Source: La Libre

Le député Ecolo Georges Gilkinet a posé, en commission Justice de la Chambre, une question parlementaire au ministre de la Justice, Koen Geens (CD&V), à propos du fonctionnement de la cour d’appel de Bruxelles en matière financière. N’y siège qu’une chambre qui croule sous les dossiers.

Il relève l’existence de nombreux témoignages faisant état de l’incapacité de la cour à prononcer des arrêts dans des délais rapides ou simplement raisonnables et de nature à éviter la prescription, ce qui profite à certains prévenus et à leurs conseils qui mettraient tout mettre en œuvre pour exploiter cette insuffisance de moyens.
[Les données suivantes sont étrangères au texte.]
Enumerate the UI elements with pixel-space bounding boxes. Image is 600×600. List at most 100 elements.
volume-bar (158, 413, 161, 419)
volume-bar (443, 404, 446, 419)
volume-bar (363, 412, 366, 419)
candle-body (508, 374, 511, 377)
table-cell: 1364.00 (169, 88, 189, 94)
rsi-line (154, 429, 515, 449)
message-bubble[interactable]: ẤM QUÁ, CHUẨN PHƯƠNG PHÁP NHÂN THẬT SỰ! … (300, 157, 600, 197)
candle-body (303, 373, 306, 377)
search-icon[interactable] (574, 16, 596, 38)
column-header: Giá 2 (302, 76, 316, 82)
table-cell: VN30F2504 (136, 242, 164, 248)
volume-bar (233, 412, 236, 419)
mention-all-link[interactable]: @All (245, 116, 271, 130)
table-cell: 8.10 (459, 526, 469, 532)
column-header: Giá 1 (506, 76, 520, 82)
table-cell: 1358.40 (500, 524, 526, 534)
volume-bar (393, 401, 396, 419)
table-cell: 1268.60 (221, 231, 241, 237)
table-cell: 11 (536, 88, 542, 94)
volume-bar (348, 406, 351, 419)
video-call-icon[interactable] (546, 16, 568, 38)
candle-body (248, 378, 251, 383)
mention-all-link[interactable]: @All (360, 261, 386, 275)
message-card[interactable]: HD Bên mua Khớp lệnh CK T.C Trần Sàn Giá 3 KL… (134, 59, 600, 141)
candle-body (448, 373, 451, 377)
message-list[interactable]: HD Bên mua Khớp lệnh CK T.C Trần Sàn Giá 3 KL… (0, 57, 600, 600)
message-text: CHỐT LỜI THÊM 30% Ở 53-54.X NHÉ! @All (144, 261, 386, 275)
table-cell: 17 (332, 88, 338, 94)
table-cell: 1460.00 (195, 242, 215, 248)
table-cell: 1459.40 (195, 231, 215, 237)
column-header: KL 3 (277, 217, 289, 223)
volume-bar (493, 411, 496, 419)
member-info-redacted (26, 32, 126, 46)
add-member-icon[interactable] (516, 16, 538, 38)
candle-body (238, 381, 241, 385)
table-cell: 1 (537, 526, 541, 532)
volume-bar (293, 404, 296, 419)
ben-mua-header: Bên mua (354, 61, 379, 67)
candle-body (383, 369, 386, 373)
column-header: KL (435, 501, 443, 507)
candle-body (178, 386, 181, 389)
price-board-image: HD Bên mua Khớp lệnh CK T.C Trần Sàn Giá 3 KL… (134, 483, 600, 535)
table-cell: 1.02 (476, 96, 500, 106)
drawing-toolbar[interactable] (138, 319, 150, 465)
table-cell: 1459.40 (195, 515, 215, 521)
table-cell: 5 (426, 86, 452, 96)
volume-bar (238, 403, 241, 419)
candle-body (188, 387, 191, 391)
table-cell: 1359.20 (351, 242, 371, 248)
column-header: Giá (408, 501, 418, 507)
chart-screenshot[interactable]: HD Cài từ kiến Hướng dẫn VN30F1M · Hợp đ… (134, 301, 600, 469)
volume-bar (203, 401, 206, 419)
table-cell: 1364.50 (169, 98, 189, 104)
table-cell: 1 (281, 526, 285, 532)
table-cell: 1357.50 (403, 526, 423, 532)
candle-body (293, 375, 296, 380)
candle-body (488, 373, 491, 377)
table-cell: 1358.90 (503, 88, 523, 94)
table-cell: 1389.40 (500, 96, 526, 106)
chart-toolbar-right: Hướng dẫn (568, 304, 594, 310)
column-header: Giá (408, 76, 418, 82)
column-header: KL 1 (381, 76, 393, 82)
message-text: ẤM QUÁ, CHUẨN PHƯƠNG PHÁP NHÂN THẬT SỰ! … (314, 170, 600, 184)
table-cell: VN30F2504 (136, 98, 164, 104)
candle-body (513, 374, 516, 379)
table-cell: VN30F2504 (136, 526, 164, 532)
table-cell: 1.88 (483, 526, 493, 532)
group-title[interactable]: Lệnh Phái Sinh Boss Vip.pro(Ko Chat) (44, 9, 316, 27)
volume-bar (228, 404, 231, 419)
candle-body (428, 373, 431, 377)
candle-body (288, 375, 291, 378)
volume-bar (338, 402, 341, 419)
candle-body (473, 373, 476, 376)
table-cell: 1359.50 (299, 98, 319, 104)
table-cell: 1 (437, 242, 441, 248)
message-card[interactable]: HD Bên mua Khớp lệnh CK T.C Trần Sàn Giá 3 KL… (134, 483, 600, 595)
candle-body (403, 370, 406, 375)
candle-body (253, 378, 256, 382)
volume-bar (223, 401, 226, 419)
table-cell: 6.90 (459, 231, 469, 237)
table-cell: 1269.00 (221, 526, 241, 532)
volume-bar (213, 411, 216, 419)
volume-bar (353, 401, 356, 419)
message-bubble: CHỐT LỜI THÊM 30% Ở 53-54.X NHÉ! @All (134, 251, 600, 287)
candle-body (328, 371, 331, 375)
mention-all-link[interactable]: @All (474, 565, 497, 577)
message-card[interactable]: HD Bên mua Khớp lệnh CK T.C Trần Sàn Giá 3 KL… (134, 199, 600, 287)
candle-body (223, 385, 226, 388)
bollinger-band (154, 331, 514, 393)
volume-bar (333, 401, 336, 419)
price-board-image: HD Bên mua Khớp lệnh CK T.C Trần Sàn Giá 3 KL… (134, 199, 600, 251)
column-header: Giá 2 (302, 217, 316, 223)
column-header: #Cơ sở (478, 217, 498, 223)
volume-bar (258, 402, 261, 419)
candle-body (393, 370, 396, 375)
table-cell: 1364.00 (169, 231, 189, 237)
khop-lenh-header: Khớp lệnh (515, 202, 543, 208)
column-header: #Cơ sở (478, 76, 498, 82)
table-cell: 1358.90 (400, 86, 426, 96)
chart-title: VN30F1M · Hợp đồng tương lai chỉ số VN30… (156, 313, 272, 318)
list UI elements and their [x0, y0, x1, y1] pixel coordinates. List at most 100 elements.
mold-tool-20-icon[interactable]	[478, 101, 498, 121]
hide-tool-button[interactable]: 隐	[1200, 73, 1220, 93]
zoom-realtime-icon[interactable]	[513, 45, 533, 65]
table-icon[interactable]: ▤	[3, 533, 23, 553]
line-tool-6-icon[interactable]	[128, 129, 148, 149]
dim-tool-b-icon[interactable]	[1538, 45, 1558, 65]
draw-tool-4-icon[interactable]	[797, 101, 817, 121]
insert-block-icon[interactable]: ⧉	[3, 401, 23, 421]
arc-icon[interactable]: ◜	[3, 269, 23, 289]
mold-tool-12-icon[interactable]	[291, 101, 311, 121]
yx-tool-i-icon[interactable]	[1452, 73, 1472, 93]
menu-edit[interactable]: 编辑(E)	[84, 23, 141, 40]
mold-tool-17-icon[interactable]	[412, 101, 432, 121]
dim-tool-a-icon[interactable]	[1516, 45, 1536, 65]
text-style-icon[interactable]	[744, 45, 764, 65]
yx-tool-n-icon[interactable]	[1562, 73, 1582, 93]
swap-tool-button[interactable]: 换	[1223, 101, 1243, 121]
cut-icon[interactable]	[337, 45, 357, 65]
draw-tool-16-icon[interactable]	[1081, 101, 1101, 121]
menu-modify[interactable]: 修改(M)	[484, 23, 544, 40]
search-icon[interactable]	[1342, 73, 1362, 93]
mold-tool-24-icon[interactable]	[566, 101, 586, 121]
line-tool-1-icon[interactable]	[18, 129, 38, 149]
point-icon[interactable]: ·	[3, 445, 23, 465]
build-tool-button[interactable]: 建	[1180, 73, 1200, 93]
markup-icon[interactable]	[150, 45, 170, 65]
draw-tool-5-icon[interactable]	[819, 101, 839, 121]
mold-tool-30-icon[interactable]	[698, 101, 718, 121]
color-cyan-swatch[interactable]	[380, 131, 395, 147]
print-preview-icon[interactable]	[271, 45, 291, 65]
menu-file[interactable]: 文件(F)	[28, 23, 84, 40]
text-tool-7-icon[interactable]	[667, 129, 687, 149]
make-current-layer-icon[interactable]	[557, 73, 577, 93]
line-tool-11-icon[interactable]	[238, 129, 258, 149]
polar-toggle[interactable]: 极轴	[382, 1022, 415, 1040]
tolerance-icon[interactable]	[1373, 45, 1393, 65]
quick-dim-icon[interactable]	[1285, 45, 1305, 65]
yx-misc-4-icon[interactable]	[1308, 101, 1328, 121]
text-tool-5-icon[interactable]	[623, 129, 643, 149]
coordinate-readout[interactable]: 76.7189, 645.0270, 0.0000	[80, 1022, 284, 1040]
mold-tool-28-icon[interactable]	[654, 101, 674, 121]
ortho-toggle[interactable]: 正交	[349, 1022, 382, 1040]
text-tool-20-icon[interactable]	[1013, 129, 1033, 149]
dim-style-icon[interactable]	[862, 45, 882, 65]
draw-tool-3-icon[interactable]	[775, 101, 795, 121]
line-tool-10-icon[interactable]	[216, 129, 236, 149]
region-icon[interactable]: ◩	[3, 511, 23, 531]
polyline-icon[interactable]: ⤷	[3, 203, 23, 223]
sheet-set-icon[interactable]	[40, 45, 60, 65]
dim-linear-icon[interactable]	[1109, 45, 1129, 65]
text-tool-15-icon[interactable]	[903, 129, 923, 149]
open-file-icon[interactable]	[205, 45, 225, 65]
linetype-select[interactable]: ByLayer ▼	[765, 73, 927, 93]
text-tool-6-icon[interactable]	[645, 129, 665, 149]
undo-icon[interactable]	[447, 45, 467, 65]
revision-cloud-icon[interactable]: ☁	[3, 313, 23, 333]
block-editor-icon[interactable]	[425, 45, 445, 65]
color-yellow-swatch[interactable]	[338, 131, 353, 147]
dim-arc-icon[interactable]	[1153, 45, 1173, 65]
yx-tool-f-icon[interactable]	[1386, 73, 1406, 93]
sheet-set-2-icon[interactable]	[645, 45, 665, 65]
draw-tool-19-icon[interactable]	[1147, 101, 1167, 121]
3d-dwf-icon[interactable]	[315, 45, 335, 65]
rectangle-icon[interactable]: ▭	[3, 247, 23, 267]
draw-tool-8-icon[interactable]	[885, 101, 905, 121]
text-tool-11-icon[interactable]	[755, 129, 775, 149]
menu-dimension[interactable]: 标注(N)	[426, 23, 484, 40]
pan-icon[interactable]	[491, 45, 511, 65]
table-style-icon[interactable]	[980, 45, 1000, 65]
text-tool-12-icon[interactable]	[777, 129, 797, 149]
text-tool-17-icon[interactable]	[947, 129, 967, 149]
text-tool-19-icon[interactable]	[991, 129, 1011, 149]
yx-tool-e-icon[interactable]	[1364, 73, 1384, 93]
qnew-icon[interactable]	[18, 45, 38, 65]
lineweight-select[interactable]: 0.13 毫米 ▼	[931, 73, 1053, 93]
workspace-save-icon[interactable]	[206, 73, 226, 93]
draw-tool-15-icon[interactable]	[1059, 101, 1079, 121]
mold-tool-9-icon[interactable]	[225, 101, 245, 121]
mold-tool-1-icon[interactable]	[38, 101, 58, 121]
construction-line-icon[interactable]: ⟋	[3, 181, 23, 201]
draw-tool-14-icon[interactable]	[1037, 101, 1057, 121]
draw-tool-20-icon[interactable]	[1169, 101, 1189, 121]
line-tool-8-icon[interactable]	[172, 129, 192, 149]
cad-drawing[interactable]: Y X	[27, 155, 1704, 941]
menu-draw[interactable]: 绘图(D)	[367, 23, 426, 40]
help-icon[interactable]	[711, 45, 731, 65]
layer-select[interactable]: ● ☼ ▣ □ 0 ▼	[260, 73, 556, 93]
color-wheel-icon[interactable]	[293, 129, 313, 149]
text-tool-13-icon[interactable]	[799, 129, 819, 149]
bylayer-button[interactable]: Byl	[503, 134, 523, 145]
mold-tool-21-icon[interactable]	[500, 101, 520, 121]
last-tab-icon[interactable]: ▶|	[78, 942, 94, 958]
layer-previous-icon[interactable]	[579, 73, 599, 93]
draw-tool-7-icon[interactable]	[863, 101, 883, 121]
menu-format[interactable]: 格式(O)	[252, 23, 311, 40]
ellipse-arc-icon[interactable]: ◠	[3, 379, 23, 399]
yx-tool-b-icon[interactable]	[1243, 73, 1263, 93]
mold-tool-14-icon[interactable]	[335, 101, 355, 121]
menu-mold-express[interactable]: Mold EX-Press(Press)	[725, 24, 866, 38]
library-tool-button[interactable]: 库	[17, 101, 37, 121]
M. Gilkinet a demandé au ministre si l’arriéré de la cour avait fait l’objet d’une évaluation. Quel est le délai moyen de traitement d’un dossier financier et pourquoi en est-on arrivé à une telle situation, demande-t-il aussi.

Les réponses de M. Geens sont les suivantes: la cour d’appel de Bruxelles détient, avec une durée moyenne de 825 jours, la durée moyenne la plus élevée des cinq cours belges. Mais s’agissant des appels contre les décisions du ministre des Finances, de la Commission bancaire et financière, de l’Office de contrôle des assurances et des entreprises de marchés, pour lesquels la cour de Bruxelles est exclusivement compétente, la durée de traitement des dossiers est de 419 jours. La durée la plus élevée se situe au niveau des affaires fiscales: en 2016, elle était de 837 jours.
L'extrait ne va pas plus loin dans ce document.